The Interceptor Pattern:

shaheen-Interceptor-Pattern.svg

A critical component for stability is the Connection Pre-flight & Interception mechanism. Standard tunneling behaviors can cause client crashes if an upstream proxy returns an HTML error body during a handshake (e.g., a “407 Proxy Auth Required” page instead of a TCP stream).

Shaheen implements a “Look-Ahead” buffer during the connection phase:

  1. Establish Upstream: The server connects to the provider but holds the client connection.
  2. Analyze Handshake: It inspects the first packet returned by the upstream.
  3. Sanitize: If the upstream returns a provider-specific error (leaking vendor info), Shaheen intercepts it, logs the detailed telemetry internally, and returns a generic 502 Bad Gateway or 503 Service Unavailable to the client.
  4. Confirm: Only upon a successful 200 Connected response is the byte stream bridged to the client.

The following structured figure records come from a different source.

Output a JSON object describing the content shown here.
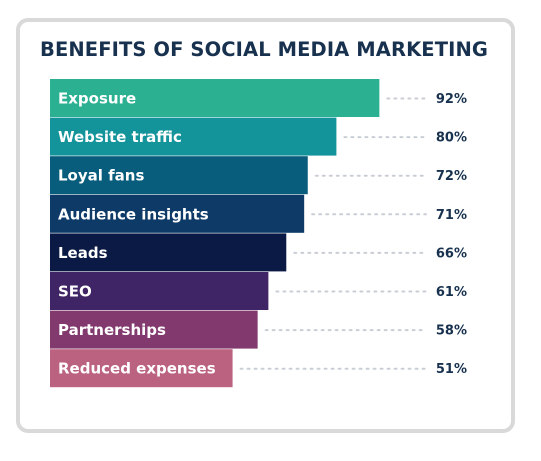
{
  "chart_data": {
    "type": "bar",
    "orientation": "horizontal",
    "title": "BENEFITS OF SOCIAL MEDIA MARKETING",
    "categories": [
      "Exposure",
      "Website traffic",
      "Loyal fans",
      "Audience insights",
      "Leads",
      "SEO",
      "Partnerships",
      "Reduced expenses"
    ],
    "values": [
      92,
      80,
      72,
      71,
      66,
      61,
      58,
      51
    ],
    "value_labels": [
      "92%",
      "80%",
      "72%",
      "71%",
      "66%",
      "61%",
      "58%",
      "51%"
    ],
    "colors": [
      "#2bb092",
      "#13949a",
      "#085c7c",
      "#0e3a68",
      "#0a1a44",
      "#3f2565",
      "#81396e",
      "#bb6280"
    ],
    "grid": false,
    "legend": "none"
  }
}
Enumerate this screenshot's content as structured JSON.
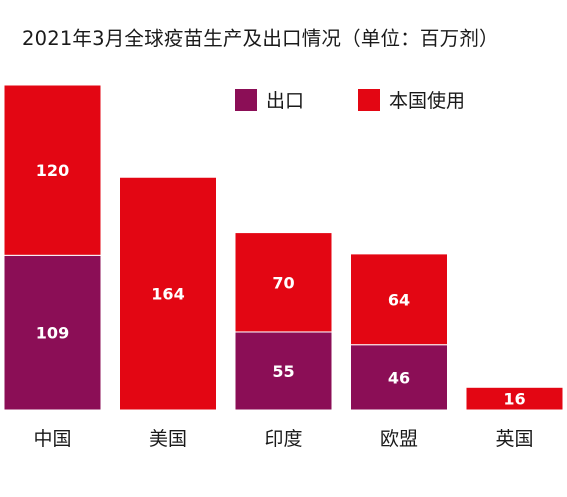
{
  "chart_data": {
    "type": "bar",
    "stacked": true,
    "title": "2021年3月全球疫苗生产及出口情况（单位：百万剂）",
    "categories": [
      "中国",
      "美国",
      "印度",
      "欧盟",
      "英国"
    ],
    "series": [
      {
        "name": "出口",
        "color": "#8b0e56",
        "values": [
          109,
          0,
          55,
          46,
          0
        ]
      },
      {
        "name": "本国使用",
        "color": "#e30613",
        "values": [
          120,
          164,
          70,
          64,
          16
        ]
      }
    ],
    "ylim": [
      0,
      229
    ],
    "grid": false,
    "legend_position": "top-right",
    "data_labels": true
  }
}
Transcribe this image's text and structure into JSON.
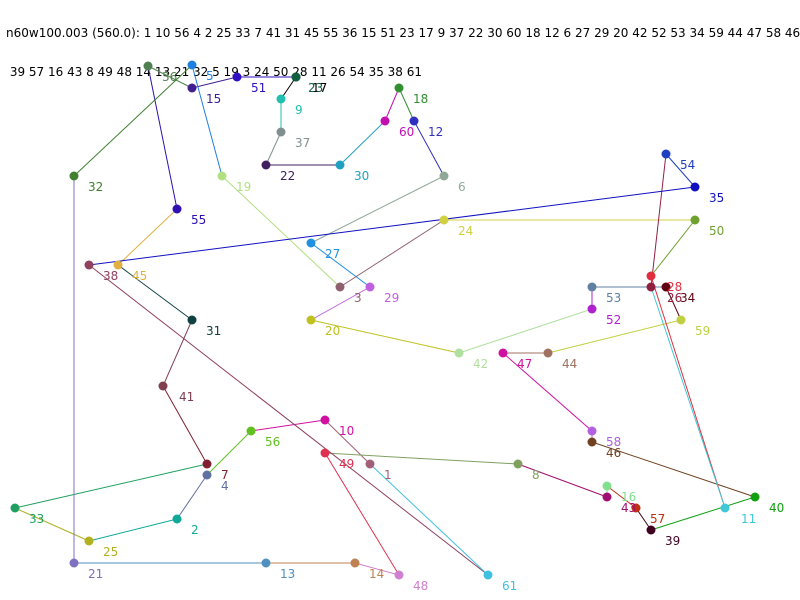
{
  "header": {
    "line1": "n60w100.003 (560.0): 1 10 56 4 2 25 33 7 41 31 45 55 36 15 51 23 17 9 37 22 30 60 18 12 6 27 29 20 42 52 53 34 59 44 47 58 46 40",
    "line2": " 39 57 16 43 8 49 48 14 13 21 32 5 19 3 24 50 28 11 26 54 35 38 61"
  },
  "nodes": [
    {
      "id": "1",
      "color": "#a06078"
    },
    {
      "id": "2",
      "color": "#10a898"
    },
    {
      "id": "3",
      "color": "#906070"
    },
    {
      "id": "4",
      "color": "#6070a0"
    },
    {
      "id": "5",
      "color": "#2080e0"
    },
    {
      "id": "6",
      "color": "#90a898"
    },
    {
      "id": "7",
      "color": "#802030"
    },
    {
      "id": "8",
      "color": "#80a060"
    },
    {
      "id": "9",
      "color": "#20c0b0"
    },
    {
      "id": "10",
      "color": "#d010a0"
    },
    {
      "id": "11",
      "color": "#40c8d8"
    },
    {
      "id": "12",
      "color": "#3030c0"
    },
    {
      "id": "13",
      "color": "#5090c0"
    },
    {
      "id": "14",
      "color": "#c08050"
    },
    {
      "id": "15",
      "color": "#402090"
    },
    {
      "id": "16",
      "color": "#80e090"
    },
    {
      "id": "17",
      "color": "#000000"
    },
    {
      "id": "18",
      "color": "#309030"
    },
    {
      "id": "19",
      "color": "#b0e080"
    },
    {
      "id": "20",
      "color": "#c0c020"
    },
    {
      "id": "21",
      "color": "#8070c0"
    },
    {
      "id": "22",
      "color": "#402060"
    },
    {
      "id": "23",
      "color": "#106040"
    },
    {
      "id": "24",
      "color": "#d0d040"
    },
    {
      "id": "25",
      "color": "#b0b020"
    },
    {
      "id": "26",
      "color": "#902040"
    },
    {
      "id": "27",
      "color": "#2090e0"
    },
    {
      "id": "28",
      "color": "#e03040"
    },
    {
      "id": "29",
      "color": "#c060e0"
    },
    {
      "id": "30",
      "color": "#20a0c0"
    },
    {
      "id": "31",
      "color": "#104040"
    },
    {
      "id": "32",
      "color": "#408030"
    },
    {
      "id": "33",
      "color": "#20a060"
    },
    {
      "id": "34",
      "color": "#600010"
    },
    {
      "id": "35",
      "color": "#1010c0"
    },
    {
      "id": "36",
      "color": "#508050"
    },
    {
      "id": "37",
      "color": "#809090"
    },
    {
      "id": "38",
      "color": "#904060"
    },
    {
      "id": "39",
      "color": "#400020"
    },
    {
      "id": "40",
      "color": "#10a010"
    },
    {
      "id": "41",
      "color": "#804050"
    },
    {
      "id": "42",
      "color": "#b0e0a0"
    },
    {
      "id": "43",
      "color": "#a01070"
    },
    {
      "id": "44",
      "color": "#a07060"
    },
    {
      "id": "45",
      "color": "#e0b040"
    },
    {
      "id": "46",
      "color": "#704020"
    },
    {
      "id": "47",
      "color": "#d010a0"
    },
    {
      "id": "48",
      "color": "#d080d0"
    },
    {
      "id": "49",
      "color": "#e03050"
    },
    {
      "id": "50",
      "color": "#70a030"
    },
    {
      "id": "51",
      "color": "#3010c0"
    },
    {
      "id": "52",
      "color": "#b020d0"
    },
    {
      "id": "53",
      "color": "#6080a0"
    },
    {
      "id": "54",
      "color": "#2040c0"
    },
    {
      "id": "55",
      "color": "#3010b0"
    },
    {
      "id": "56",
      "color": "#60c020"
    },
    {
      "id": "57",
      "color": "#c03010"
    },
    {
      "id": "58",
      "color": "#b060e0"
    },
    {
      "id": "59",
      "color": "#c0d040"
    },
    {
      "id": "60",
      "color": "#c010b0"
    },
    {
      "id": "61",
      "color": "#40c0e0"
    }
  ],
  "tour": [
    "1",
    "10",
    "56",
    "4",
    "2",
    "25",
    "33",
    "7",
    "41",
    "31",
    "45",
    "55",
    "36",
    "15",
    "51",
    "23",
    "17",
    "9",
    "37",
    "22",
    "30",
    "60",
    "18",
    "12",
    "6",
    "27",
    "29",
    "20",
    "42",
    "52",
    "53",
    "34",
    "59",
    "44",
    "47",
    "58",
    "46",
    "40",
    "39",
    "57",
    "16",
    "43",
    "8",
    "49",
    "48",
    "14",
    "13",
    "21",
    "32",
    "5",
    "19",
    "3",
    "24",
    "50",
    "28",
    "11",
    "26",
    "54",
    "35",
    "38",
    "61"
  ]
}
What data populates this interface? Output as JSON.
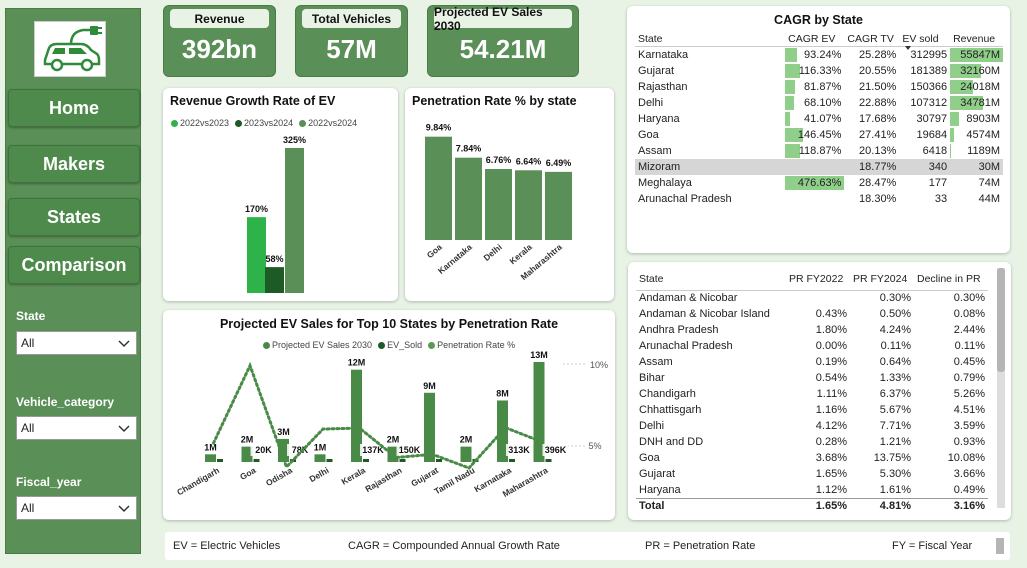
{
  "nav": {
    "home": "Home",
    "makers": "Makers",
    "states": "States",
    "comparison": "Comparison"
  },
  "filters": [
    {
      "label": "State",
      "value": "All"
    },
    {
      "label": "Vehicle_category",
      "value": "All"
    },
    {
      "label": "Fiscal_year",
      "value": "All"
    }
  ],
  "kpis": [
    {
      "title": "Revenue",
      "value": "392bn"
    },
    {
      "title": "Total Vehicles",
      "value": "57M"
    },
    {
      "title": "Projected EV Sales 2030",
      "value": "54.21M"
    }
  ],
  "colors": {
    "dark": "#1d5a26",
    "bright": "#2db34a",
    "mid": "#5a8f57",
    "panel": "#5a8f57"
  },
  "revenue_chart": {
    "title": "Revenue Growth Rate of EV",
    "legend": [
      "2022vs2023",
      "2023vs2024",
      "2022vs2024"
    ],
    "chart_data": {
      "type": "bar",
      "series": [
        {
          "name": "2022vs2023",
          "values": [
            170
          ],
          "label": "170%"
        },
        {
          "name": "2023vs2024",
          "values": [
            58
          ],
          "label": "58%"
        },
        {
          "name": "2022vs2024",
          "values": [
            325
          ],
          "label": "325%"
        }
      ]
    }
  },
  "penetration_chart": {
    "title": "Penetration Rate % by state",
    "chart_data": {
      "type": "bar",
      "categories": [
        "Goa",
        "Karnataka",
        "Delhi",
        "Kerala",
        "Maharashtra"
      ],
      "values": [
        9.84,
        7.84,
        6.76,
        6.64,
        6.49
      ],
      "labels": [
        "9.84%",
        "7.84%",
        "6.76%",
        "6.64%",
        "6.49%"
      ]
    }
  },
  "projected_chart": {
    "title": "Projected EV Sales for Top 10 States by Penetration Rate",
    "legend": [
      "Projected EV Sales 2030",
      "EV_Sold",
      "Penetration Rate %"
    ],
    "y2_ticks": [
      "10%",
      "5%"
    ],
    "chart_data": {
      "type": "bar",
      "categories": [
        "Chandigarh",
        "Goa",
        "Odisha",
        "Delhi",
        "Kerala",
        "Rajasthan",
        "Gujarat",
        "Tamil Nadu",
        "Karnataka",
        "Maharashtra"
      ],
      "projected": [
        1,
        2,
        3,
        1,
        12,
        2,
        9,
        2,
        8,
        13
      ],
      "projected_labels": [
        "1M",
        "2M",
        "3M",
        "1M",
        "12M",
        "2M",
        "9M",
        "2M",
        "8M",
        "13M"
      ],
      "ev_sold_labels": [
        "",
        "20K",
        "78K",
        "",
        "137K",
        "150K",
        "",
        "",
        "313K",
        "396K"
      ],
      "penetration": [
        6.37,
        13.75,
        4.1,
        7.71,
        7.8,
        5.0,
        5.3,
        4.0,
        7.84,
        6.49
      ]
    }
  },
  "cagr_table": {
    "title": "CAGR by State",
    "headers": [
      "State",
      "CAGR EV",
      "CAGR TV",
      "EV sold",
      "Revenue"
    ],
    "rows": [
      {
        "state": "Karnataka",
        "cagr_ev": "93.24%",
        "cagr_tv": "25.28%",
        "ev_sold": "312995",
        "revenue": "55847M",
        "ev_pct": 93.24,
        "rev_pct": 100
      },
      {
        "state": "Gujarat",
        "cagr_ev": "116.33%",
        "cagr_tv": "20.55%",
        "ev_sold": "181389",
        "revenue": "32160M",
        "ev_pct": 116.33,
        "rev_pct": 57.6
      },
      {
        "state": "Rajasthan",
        "cagr_ev": "81.87%",
        "cagr_tv": "21.50%",
        "ev_sold": "150366",
        "revenue": "24018M",
        "ev_pct": 81.87,
        "rev_pct": 43
      },
      {
        "state": "Delhi",
        "cagr_ev": "68.10%",
        "cagr_tv": "22.88%",
        "ev_sold": "107312",
        "revenue": "34781M",
        "ev_pct": 68.1,
        "rev_pct": 62.3
      },
      {
        "state": "Haryana",
        "cagr_ev": "41.07%",
        "cagr_tv": "17.68%",
        "ev_sold": "30797",
        "revenue": "8903M",
        "ev_pct": 41.07,
        "rev_pct": 15.9
      },
      {
        "state": "Goa",
        "cagr_ev": "146.45%",
        "cagr_tv": "27.41%",
        "ev_sold": "19684",
        "revenue": "4574M",
        "ev_pct": 146.45,
        "rev_pct": 8.2
      },
      {
        "state": "Assam",
        "cagr_ev": "118.87%",
        "cagr_tv": "20.13%",
        "ev_sold": "6418",
        "revenue": "1189M",
        "ev_pct": 118.87,
        "rev_pct": 2.1
      },
      {
        "state": "Mizoram",
        "cagr_ev": "",
        "cagr_tv": "18.77%",
        "ev_sold": "340",
        "revenue": "30M",
        "ev_pct": 0,
        "rev_pct": 0.05
      },
      {
        "state": "Meghalaya",
        "cagr_ev": "476.63%",
        "cagr_tv": "28.47%",
        "ev_sold": "177",
        "revenue": "74M",
        "ev_pct": 476.63,
        "rev_pct": 0.1
      },
      {
        "state": "Arunachal Pradesh",
        "cagr_ev": "",
        "cagr_tv": "18.30%",
        "ev_sold": "33",
        "revenue": "44M",
        "ev_pct": 0,
        "rev_pct": 0.08
      }
    ]
  },
  "pr_table": {
    "headers": [
      "State",
      "PR FY2022",
      "PR FY2024",
      "Decline in PR"
    ],
    "rows": [
      [
        "Andaman & Nicobar",
        "",
        "0.30%",
        "0.30%"
      ],
      [
        "Andaman & Nicobar Island",
        "0.43%",
        "0.50%",
        "0.08%"
      ],
      [
        "Andhra Pradesh",
        "1.80%",
        "4.24%",
        "2.44%"
      ],
      [
        "Arunachal Pradesh",
        "0.00%",
        "0.11%",
        "0.11%"
      ],
      [
        "Assam",
        "0.19%",
        "0.64%",
        "0.45%"
      ],
      [
        "Bihar",
        "0.54%",
        "1.33%",
        "0.79%"
      ],
      [
        "Chandigarh",
        "1.11%",
        "6.37%",
        "5.26%"
      ],
      [
        "Chhattisgarh",
        "1.16%",
        "5.67%",
        "4.51%"
      ],
      [
        "Delhi",
        "4.12%",
        "7.71%",
        "3.59%"
      ],
      [
        "DNH and DD",
        "0.28%",
        "1.21%",
        "0.93%"
      ],
      [
        "Goa",
        "3.68%",
        "13.75%",
        "10.08%"
      ],
      [
        "Gujarat",
        "1.65%",
        "5.30%",
        "3.66%"
      ],
      [
        "Haryana",
        "1.12%",
        "1.61%",
        "0.49%"
      ]
    ],
    "total": [
      "Total",
      "1.65%",
      "4.81%",
      "3.16%"
    ]
  },
  "footer": {
    "ev": "EV = Electric Vehicles",
    "cagr": "CAGR = Compounded Annual Growth Rate",
    "pr": "PR = Penetration Rate",
    "fy": "FY = Fiscal Year"
  }
}
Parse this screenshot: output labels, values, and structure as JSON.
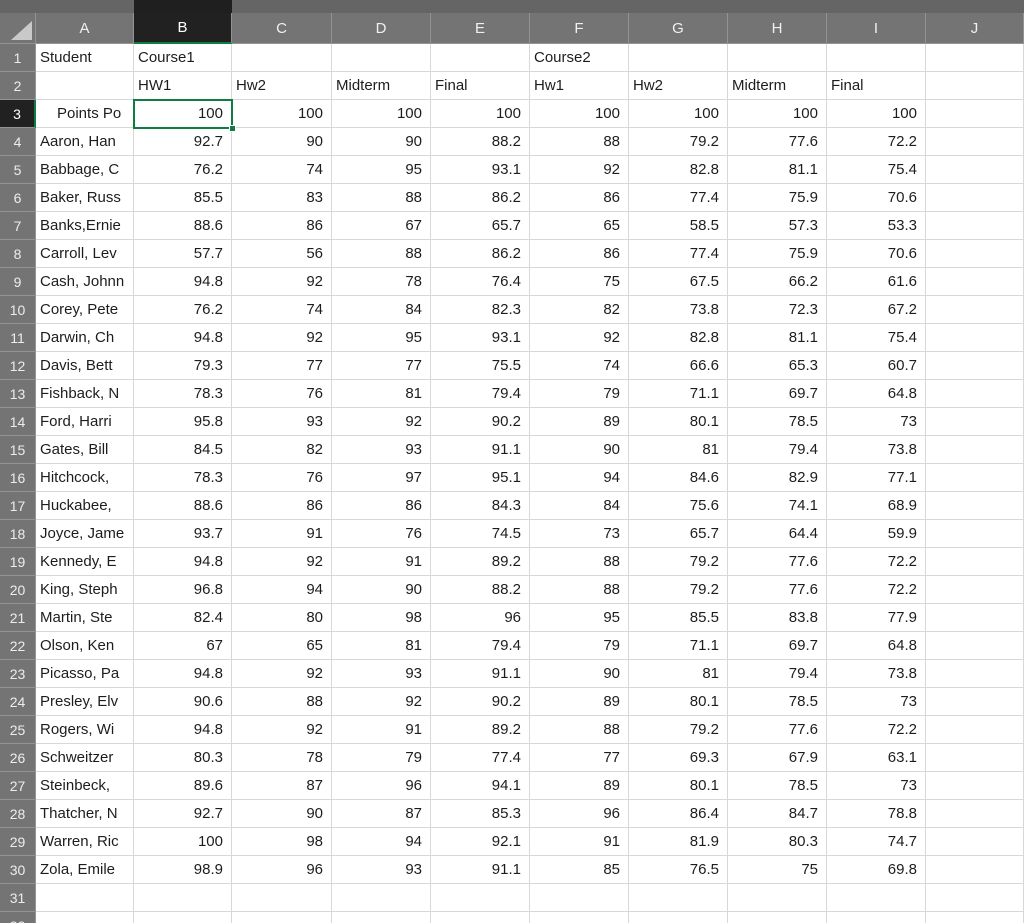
{
  "sheet": {
    "column_letters": [
      "A",
      "B",
      "C",
      "D",
      "E",
      "F",
      "G",
      "H",
      "I",
      "J"
    ],
    "selection": {
      "cell": "B3",
      "column": "B",
      "row": "3",
      "displayed_value": "100"
    },
    "row1": {
      "num": "1",
      "student_header": "Student",
      "course1": "Course1",
      "course2": "Course2"
    },
    "row2": {
      "num": "2",
      "labels": {
        "B": "HW1",
        "C": "Hw2",
        "D": "Midterm",
        "E": "Final",
        "F": "Hw1",
        "G": "Hw2",
        "H": "Midterm",
        "I": "Final"
      }
    },
    "points_row": {
      "num": "3",
      "label": "Points Po",
      "values": [
        100,
        100,
        100,
        100,
        100,
        100,
        100,
        100
      ]
    },
    "students": [
      {
        "num": "4",
        "name": "Aaron, Han",
        "values": [
          92.7,
          90,
          90,
          88.2,
          88,
          79.2,
          77.6,
          72.2
        ]
      },
      {
        "num": "5",
        "name": "Babbage, C",
        "values": [
          76.2,
          74,
          95,
          93.1,
          92,
          82.8,
          81.1,
          75.4
        ]
      },
      {
        "num": "6",
        "name": "Baker, Russ",
        "values": [
          85.5,
          83,
          88,
          86.2,
          86,
          77.4,
          75.9,
          70.6
        ]
      },
      {
        "num": "7",
        "name": "Banks,Ernie",
        "values": [
          88.6,
          86,
          67,
          65.7,
          65,
          58.5,
          57.3,
          53.3
        ]
      },
      {
        "num": "8",
        "name": "Carroll, Lev",
        "values": [
          57.7,
          56,
          88,
          86.2,
          86,
          77.4,
          75.9,
          70.6
        ]
      },
      {
        "num": "9",
        "name": "Cash, Johnn",
        "values": [
          94.8,
          92,
          78,
          76.4,
          75,
          67.5,
          66.2,
          61.6
        ]
      },
      {
        "num": "10",
        "name": "Corey, Pete",
        "values": [
          76.2,
          74,
          84,
          82.3,
          82,
          73.8,
          72.3,
          67.2
        ]
      },
      {
        "num": "11",
        "name": "Darwin, Ch",
        "values": [
          94.8,
          92,
          95,
          93.1,
          92,
          82.8,
          81.1,
          75.4
        ]
      },
      {
        "num": "12",
        "name": "Davis, Bett",
        "values": [
          79.3,
          77,
          77,
          75.5,
          74,
          66.6,
          65.3,
          60.7
        ]
      },
      {
        "num": "13",
        "name": "Fishback, N",
        "values": [
          78.3,
          76,
          81,
          79.4,
          79,
          71.1,
          69.7,
          64.8
        ]
      },
      {
        "num": "14",
        "name": "Ford, Harri",
        "values": [
          95.8,
          93,
          92,
          90.2,
          89,
          80.1,
          78.5,
          73
        ]
      },
      {
        "num": "15",
        "name": "Gates, Bill",
        "values": [
          84.5,
          82,
          93,
          91.1,
          90,
          81,
          79.4,
          73.8
        ]
      },
      {
        "num": "16",
        "name": "Hitchcock,",
        "values": [
          78.3,
          76,
          97,
          95.1,
          94,
          84.6,
          82.9,
          77.1
        ]
      },
      {
        "num": "17",
        "name": "Huckabee,",
        "values": [
          88.6,
          86,
          86,
          84.3,
          84,
          75.6,
          74.1,
          68.9
        ]
      },
      {
        "num": "18",
        "name": "Joyce, Jame",
        "values": [
          93.7,
          91,
          76,
          74.5,
          73,
          65.7,
          64.4,
          59.9
        ]
      },
      {
        "num": "19",
        "name": "Kennedy, E",
        "values": [
          94.8,
          92,
          91,
          89.2,
          88,
          79.2,
          77.6,
          72.2
        ]
      },
      {
        "num": "20",
        "name": "King, Steph",
        "values": [
          96.8,
          94,
          90,
          88.2,
          88,
          79.2,
          77.6,
          72.2
        ]
      },
      {
        "num": "21",
        "name": "Martin, Ste",
        "values": [
          82.4,
          80,
          98,
          96,
          95,
          85.5,
          83.8,
          77.9
        ]
      },
      {
        "num": "22",
        "name": "Olson, Ken",
        "values": [
          67,
          65,
          81,
          79.4,
          79,
          71.1,
          69.7,
          64.8
        ]
      },
      {
        "num": "23",
        "name": "Picasso, Pa",
        "values": [
          94.8,
          92,
          93,
          91.1,
          90,
          81,
          79.4,
          73.8
        ]
      },
      {
        "num": "24",
        "name": "Presley, Elv",
        "values": [
          90.6,
          88,
          92,
          90.2,
          89,
          80.1,
          78.5,
          73
        ]
      },
      {
        "num": "25",
        "name": "Rogers, Wi",
        "values": [
          94.8,
          92,
          91,
          89.2,
          88,
          79.2,
          77.6,
          72.2
        ]
      },
      {
        "num": "26",
        "name": "Schweitzer",
        "values": [
          80.3,
          78,
          79,
          77.4,
          77,
          69.3,
          67.9,
          63.1
        ]
      },
      {
        "num": "27",
        "name": "Steinbeck,",
        "values": [
          89.6,
          87,
          96,
          94.1,
          89,
          80.1,
          78.5,
          73
        ]
      },
      {
        "num": "28",
        "name": "Thatcher, N",
        "values": [
          92.7,
          90,
          87,
          85.3,
          96,
          86.4,
          84.7,
          78.8
        ]
      },
      {
        "num": "29",
        "name": "Warren, Ric",
        "values": [
          100,
          98,
          94,
          92.1,
          91,
          81.9,
          80.3,
          74.7
        ]
      },
      {
        "num": "30",
        "name": "Zola, Emile",
        "values": [
          98.9,
          96,
          93,
          91.1,
          85,
          76.5,
          75,
          69.8
        ]
      }
    ],
    "empty_row_num": "31",
    "partial_row_num": "32",
    "colors": {
      "header_bg": "#747474",
      "selected_header_bg": "#212121",
      "accent_green": "#107c41",
      "gridline": "#d8d8d8",
      "cell_bg": "#ffffff",
      "cell_text": "#1d1d1d",
      "top_strip_bg": "#656565"
    }
  }
}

Scalability Challenges & Future Architecture

While the current implementation performs robustly on a single node (handling hundreds of concurrent threads), distinct challenges emerge under extreme load (1000+ RPS).

Current Bottlenecks

  1. Session Locking: The internal session storage uses standard Mutex locks (std::sync::Mutex). Under high concurrency, lock contention for reading/writing session states becomes a performance bottleneck.
  2. Ephemeral Port Exhaustion: Basic connection pooling can struggle with rapid recycling of outgoing connections to hundreds of different upstream IPs.

Distributed Roadmap:

shaheen-distributed-Pattern To move from a single-node utility to an enterprise-grade cluster, the architecture is evolving towards a distributed model:

  1. Horizontal Scaling: Deploying multiple stateless Shaheen nodes behind a Layer 4 Load Balancer (e.g., HAProxy or NGINX).
  2. Distributed State Management: Refactoring the internal HashMap session storage to use an external, low-latency store like Redis. This will allow session stickiness to persist across different nodes in the cluster.
  3. Circuit Breaking: Implementing robust failure detection that temporarily removes underperforming upstream nodes from the rotation pool across the entire cluster.

Status

The project is functional and in active development.

  • Core Status: Stable Alpha.

  • Protocol Support: HTTP CONNECT, SOCKS5.

  • Security: Active traffic masking and error sanitization.

Active Engineering Tasks

  • Refactor Session Management: migrating from in-memory Mutex maps to lock-free concurrent data structures (e.g., DashMap) or external Redis storage.
  • Load Balancing Strategy: Designing the deployment architecture for multi-node orchestration.
  • Observability: Integrating standard metrics (Prometheus) to visualize lock contention and upstream latency distribution.